Now, if you are in a Mackintosh, this does not quite work, you need to hold down your Shift key and use your plus and minus keys to do that to cycle. So, let me just go down there vivid light and again, you can play with the opacity of this adjustment layer too. Vivid light puts a nice amount of contrast in there but maybe we want to just bump it down to about 70 and that looks pretty good.
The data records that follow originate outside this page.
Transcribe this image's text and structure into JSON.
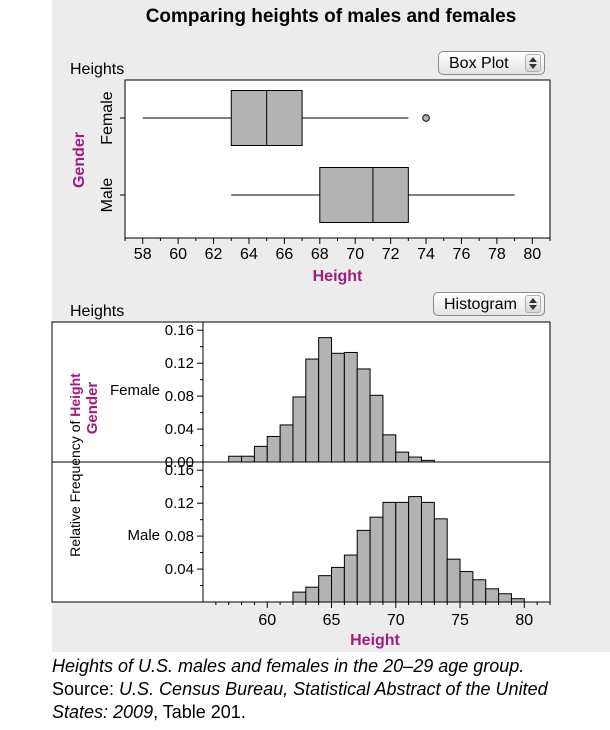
{
  "title": "Comparing heights of males and females",
  "top_section": {
    "label": "Heights",
    "menu_value": "Box Plot"
  },
  "bottom_section": {
    "label": "Heights",
    "menu_value": "Histogram"
  },
  "colors": {
    "accent": "#a01c7d",
    "fill": "#b3b3b3",
    "panel": "#ececec"
  },
  "caption": {
    "line1": "Heights of U.S. males and females in the 20–29 age group.",
    "source_prefix": "Source: ",
    "source_title": "U.S. Census Bureau, Statistical Abstract of the United States: 2009",
    "source_suffix": ", Table 201."
  },
  "chart_data": [
    {
      "type": "box",
      "xlabel": "Height",
      "ylabel": "Gender",
      "xlim": [
        57,
        81
      ],
      "xticks": [
        58,
        60,
        62,
        64,
        66,
        68,
        70,
        72,
        74,
        76,
        78,
        80
      ],
      "groups": [
        {
          "name": "Female",
          "min": 58,
          "q1": 63,
          "median": 65,
          "q3": 67,
          "max": 73,
          "outliers": [
            74
          ]
        },
        {
          "name": "Male",
          "min": 63,
          "q1": 68,
          "median": 71,
          "q3": 73,
          "max": 79,
          "outliers": []
        }
      ]
    },
    {
      "type": "histogram",
      "xlabel": "Height",
      "ylabel_prefix": "Relative Frequency of ",
      "ylabel_var": "Height",
      "group_label": "Gender",
      "xlim": [
        55,
        82
      ],
      "xticks": [
        60,
        65,
        70,
        75,
        80
      ],
      "bin_width": 1,
      "panels": [
        {
          "name": "Female",
          "ylim": [
            0,
            0.17
          ],
          "yticks": [
            "0.00",
            "0.04",
            "0.08",
            "0.12",
            "0.16"
          ],
          "bin_starts": [
            57,
            58,
            59,
            60,
            61,
            62,
            63,
            64,
            65,
            66,
            67,
            68,
            69,
            70,
            71,
            72
          ],
          "values": [
            0.007,
            0.007,
            0.019,
            0.031,
            0.045,
            0.079,
            0.125,
            0.151,
            0.132,
            0.133,
            0.113,
            0.081,
            0.033,
            0.012,
            0.006,
            0.002
          ]
        },
        {
          "name": "Male",
          "ylim": [
            0,
            0.17
          ],
          "yticks": [
            "0.04",
            "0.08",
            "0.12",
            "0.16"
          ],
          "bin_starts": [
            62,
            63,
            64,
            65,
            66,
            67,
            68,
            69,
            70,
            71,
            72,
            73,
            74,
            75,
            76,
            77,
            78,
            79
          ],
          "values": [
            0.012,
            0.018,
            0.032,
            0.042,
            0.057,
            0.087,
            0.103,
            0.121,
            0.121,
            0.128,
            0.121,
            0.101,
            0.052,
            0.037,
            0.027,
            0.016,
            0.01,
            0.004
          ]
        }
      ]
    }
  ]
}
Now, I am going to collapse the group set and come back in here, and fix this areas that look a little sloppy with the brush. And, that is the beauty about masking, is it allows you to brush in a selection basically. So, what I am going to do is, get a little small airbrush here, I have lowered my opacity to about 43% and white is going to reveal the color areas. So, at a lighter opacity, especially since it is around the hair, I am just going to click a little bit in here and do that. White is revealing and black conceals, so I will just get in here a little bit with that, and click Shift click all around these edges a bit. We are going to switch to black here in this one little area here that I want to back off and conceal fringing. So, that does not look too bad, so we have been able to get a nice color from a black garment, and the beauty about this too is we can come back in here. And, for anyone of these adjustment layers, we can further modify it if we should need to.
If I want to change the particular hue, I would double click on the thumbnail of the hue saturation layer, and I would bump this over to another color. Now, I am going to go—to me it looks okay in some of this colors but let me go over to more to where the reds are here. And, then, I may want to modify my blending mode for my channel mixer layer first. Let us see what it looks like without it, see how flat it is.
That channel mixer layer works very nicely on this image like this. We can double click on it, and we can zero out the blue and we can bump up the red, and play with like that.
So, that is the basic concept with a little added insight on how to turn that black garment to a nice vivid color. Hope this helps you in your Photoshop tasks.